Ya estaba Gregorio con casi medio
cuerpo fuera de la cama (el nuevo método era como un juego, pues consistía
simplemente en balancearse hacia atrás), cuando cayó en cuenta de que todo
sería muy sencillo si alguien viniese en su ayuda. Con dos personas robustas (y
pensaba en su padre y en la criada) bastaría. Sólo tendrían que pasar los brazos
por debajo de su abombada espalda, sacarle de la cama y, agachándose luego con la
carga, dejar que se estirara en el suelo, en donde era de suponer que las patas
se mostrarían útiles. Ahora bien, y prescindiendo del hecho de que las puertas
estaban cerradas con llave, ¿convenía realmente pedir ayuda? Pese a lo apurado
de su situación, no pudo por menos de sonreír.
Había adelantado ya tanto, que un
solo balanceo, algo más enérgico que los anteriores, bastaría para hacerle
bascular sobre el borde de la cama.

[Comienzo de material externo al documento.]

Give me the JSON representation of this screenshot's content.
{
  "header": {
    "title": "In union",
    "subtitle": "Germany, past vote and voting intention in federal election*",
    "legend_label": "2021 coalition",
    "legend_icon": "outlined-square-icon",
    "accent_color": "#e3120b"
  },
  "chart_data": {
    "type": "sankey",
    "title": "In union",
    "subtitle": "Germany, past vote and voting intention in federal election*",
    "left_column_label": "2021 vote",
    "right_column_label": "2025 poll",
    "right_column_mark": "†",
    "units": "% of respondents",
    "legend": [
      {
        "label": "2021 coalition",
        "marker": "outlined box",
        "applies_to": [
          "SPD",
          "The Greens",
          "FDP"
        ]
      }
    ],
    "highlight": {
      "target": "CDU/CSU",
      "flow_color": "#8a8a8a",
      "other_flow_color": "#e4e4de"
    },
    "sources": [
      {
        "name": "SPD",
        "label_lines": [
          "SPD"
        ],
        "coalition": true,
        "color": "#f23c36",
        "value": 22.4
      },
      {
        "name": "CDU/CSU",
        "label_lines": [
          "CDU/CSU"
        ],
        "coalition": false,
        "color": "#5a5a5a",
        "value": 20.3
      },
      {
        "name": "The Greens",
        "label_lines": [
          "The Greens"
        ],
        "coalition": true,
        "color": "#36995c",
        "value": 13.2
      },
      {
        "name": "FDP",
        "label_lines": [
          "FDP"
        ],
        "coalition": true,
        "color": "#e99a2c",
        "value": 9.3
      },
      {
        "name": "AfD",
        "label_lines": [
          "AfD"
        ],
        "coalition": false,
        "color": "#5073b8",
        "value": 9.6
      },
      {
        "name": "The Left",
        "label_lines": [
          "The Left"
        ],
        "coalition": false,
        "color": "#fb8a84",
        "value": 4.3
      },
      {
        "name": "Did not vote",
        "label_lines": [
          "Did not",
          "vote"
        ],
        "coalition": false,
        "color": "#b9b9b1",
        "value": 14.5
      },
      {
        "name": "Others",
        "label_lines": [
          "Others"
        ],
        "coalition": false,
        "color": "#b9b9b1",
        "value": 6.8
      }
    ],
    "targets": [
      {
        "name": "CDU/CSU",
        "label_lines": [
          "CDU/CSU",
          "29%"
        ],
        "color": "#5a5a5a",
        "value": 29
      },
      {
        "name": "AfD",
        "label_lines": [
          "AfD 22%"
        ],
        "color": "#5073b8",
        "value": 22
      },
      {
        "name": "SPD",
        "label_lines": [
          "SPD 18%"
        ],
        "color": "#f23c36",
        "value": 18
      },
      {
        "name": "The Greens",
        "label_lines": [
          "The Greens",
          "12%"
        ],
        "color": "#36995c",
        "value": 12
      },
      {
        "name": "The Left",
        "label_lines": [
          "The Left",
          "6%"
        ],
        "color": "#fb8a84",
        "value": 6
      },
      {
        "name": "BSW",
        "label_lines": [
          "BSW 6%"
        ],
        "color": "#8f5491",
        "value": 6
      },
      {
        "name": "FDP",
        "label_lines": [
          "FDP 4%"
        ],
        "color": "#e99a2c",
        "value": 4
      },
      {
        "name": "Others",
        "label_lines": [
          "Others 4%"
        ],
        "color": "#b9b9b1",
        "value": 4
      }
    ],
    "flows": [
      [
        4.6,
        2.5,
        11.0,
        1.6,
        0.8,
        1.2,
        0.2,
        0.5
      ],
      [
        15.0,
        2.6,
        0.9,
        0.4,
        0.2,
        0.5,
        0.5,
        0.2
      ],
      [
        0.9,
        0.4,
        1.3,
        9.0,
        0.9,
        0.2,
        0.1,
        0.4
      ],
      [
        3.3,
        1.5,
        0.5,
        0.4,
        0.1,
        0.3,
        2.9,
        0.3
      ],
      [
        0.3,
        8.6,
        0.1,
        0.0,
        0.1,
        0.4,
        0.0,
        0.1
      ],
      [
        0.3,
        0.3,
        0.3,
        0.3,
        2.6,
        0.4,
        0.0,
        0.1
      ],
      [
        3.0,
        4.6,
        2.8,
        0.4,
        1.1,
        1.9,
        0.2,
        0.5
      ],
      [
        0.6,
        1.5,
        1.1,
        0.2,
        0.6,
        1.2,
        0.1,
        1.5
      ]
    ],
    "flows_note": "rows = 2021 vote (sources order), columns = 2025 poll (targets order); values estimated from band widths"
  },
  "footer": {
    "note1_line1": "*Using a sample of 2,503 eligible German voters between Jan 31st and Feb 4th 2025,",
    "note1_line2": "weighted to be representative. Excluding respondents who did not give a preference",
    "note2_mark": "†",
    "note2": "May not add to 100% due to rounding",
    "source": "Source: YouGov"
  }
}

Además pronto no le quedaría más remedio
que decidirse, pues sólo faltaban cinco minutos para las siete y cuarto. En ese
momento, llamaron a la puerta del piso.
«Debe ser alguien del almacén»,
pensó Gregorio, mientras sus patas se agitaban cada vez más rápidamente. Por un
momento permaneció todo en silencio. «No abren», pensó entonces, aferrándose a
tan descabellada esperanza. Pero, como no podía por menos de suceder, oyó
aproximarse a la puerta las fuertes pisadas de la criada. Y la puerta se abrió.

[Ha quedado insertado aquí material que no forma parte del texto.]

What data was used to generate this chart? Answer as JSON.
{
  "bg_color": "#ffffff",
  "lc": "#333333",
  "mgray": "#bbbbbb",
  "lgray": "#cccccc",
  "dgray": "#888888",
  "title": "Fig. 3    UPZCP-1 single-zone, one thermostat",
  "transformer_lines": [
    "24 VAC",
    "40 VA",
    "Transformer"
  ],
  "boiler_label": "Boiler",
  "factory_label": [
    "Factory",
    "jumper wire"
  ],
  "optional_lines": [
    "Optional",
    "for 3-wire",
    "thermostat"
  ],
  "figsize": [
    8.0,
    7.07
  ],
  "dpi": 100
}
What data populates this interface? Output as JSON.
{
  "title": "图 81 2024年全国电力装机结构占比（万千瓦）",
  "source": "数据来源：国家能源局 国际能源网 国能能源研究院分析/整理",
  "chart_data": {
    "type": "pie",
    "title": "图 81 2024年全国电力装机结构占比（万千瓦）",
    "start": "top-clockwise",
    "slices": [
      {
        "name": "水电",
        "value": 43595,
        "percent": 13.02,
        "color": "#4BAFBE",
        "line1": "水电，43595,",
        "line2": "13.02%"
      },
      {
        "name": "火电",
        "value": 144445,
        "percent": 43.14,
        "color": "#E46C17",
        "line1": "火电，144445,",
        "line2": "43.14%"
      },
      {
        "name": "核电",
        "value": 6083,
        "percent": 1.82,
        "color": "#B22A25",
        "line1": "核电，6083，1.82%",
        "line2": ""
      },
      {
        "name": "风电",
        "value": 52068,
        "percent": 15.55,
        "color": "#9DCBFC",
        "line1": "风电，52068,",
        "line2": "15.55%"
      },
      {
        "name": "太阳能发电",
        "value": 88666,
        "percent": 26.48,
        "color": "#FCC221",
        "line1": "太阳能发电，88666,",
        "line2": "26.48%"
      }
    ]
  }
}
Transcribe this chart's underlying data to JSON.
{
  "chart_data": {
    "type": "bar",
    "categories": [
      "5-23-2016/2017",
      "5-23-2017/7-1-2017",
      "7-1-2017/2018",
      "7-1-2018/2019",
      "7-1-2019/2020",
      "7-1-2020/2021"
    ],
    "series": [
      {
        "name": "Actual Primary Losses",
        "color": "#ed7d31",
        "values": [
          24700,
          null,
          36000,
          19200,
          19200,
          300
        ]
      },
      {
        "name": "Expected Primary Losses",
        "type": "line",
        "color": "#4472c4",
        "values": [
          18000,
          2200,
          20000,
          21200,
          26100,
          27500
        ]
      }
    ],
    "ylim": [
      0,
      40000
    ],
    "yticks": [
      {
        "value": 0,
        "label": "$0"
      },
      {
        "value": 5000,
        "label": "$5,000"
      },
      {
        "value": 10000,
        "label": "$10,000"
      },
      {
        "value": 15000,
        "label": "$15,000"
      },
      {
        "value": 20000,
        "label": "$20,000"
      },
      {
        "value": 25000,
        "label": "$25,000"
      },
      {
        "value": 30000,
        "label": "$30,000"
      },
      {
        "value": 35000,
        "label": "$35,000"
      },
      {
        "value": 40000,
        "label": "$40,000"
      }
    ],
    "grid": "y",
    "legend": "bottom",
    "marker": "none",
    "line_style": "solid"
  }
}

A Gregorio le bastó oír la primera palabra del visitante para percatarse de quién
era. Era el gerente en persona. ¿Por qué estaría Gregorio condenado a trabajar
en la cual la más mínima ausencia despertaba inmediatamente las más terribles
sospechas? ¿Es que los empleados eran todos unos sinvergüenzas? ¿Es que no
podía haber entre ellos algún hombre de bien que, después de perder un par de
horas en la mañana, se volviese loco de remordimiento y no estuviera en
condiciones de abandonar la cama? ¿Es que no bastaba con mandar a un chico a
preguntar (suponiendo que tuviese fundamento esa manía de averiguar), sino que
tenía que venir el mismísimo gerente a enterar a una inocente familia de que sólo él tenía autoridad
para intervenir en la investigación de tan grave asunto? Y Gregorio, excitado
por estos pensamientos más que decidido a ello, se tiró violentamente de la
cama. Se oyó un golpe sordo, pero no demasiado. La alfombra amortiguó la caída;
la espalda tenía mayor elasticidad de lo que Gregorio había supuesto, y esto
evitó que el ruido fuese tan estrepitoso como había temido. Pero no tuvo
cuidado de mantener la cabeza suficientemente erguida; se lastimó y el dolor le
hizo frotarla furiosamente contra la alfombra.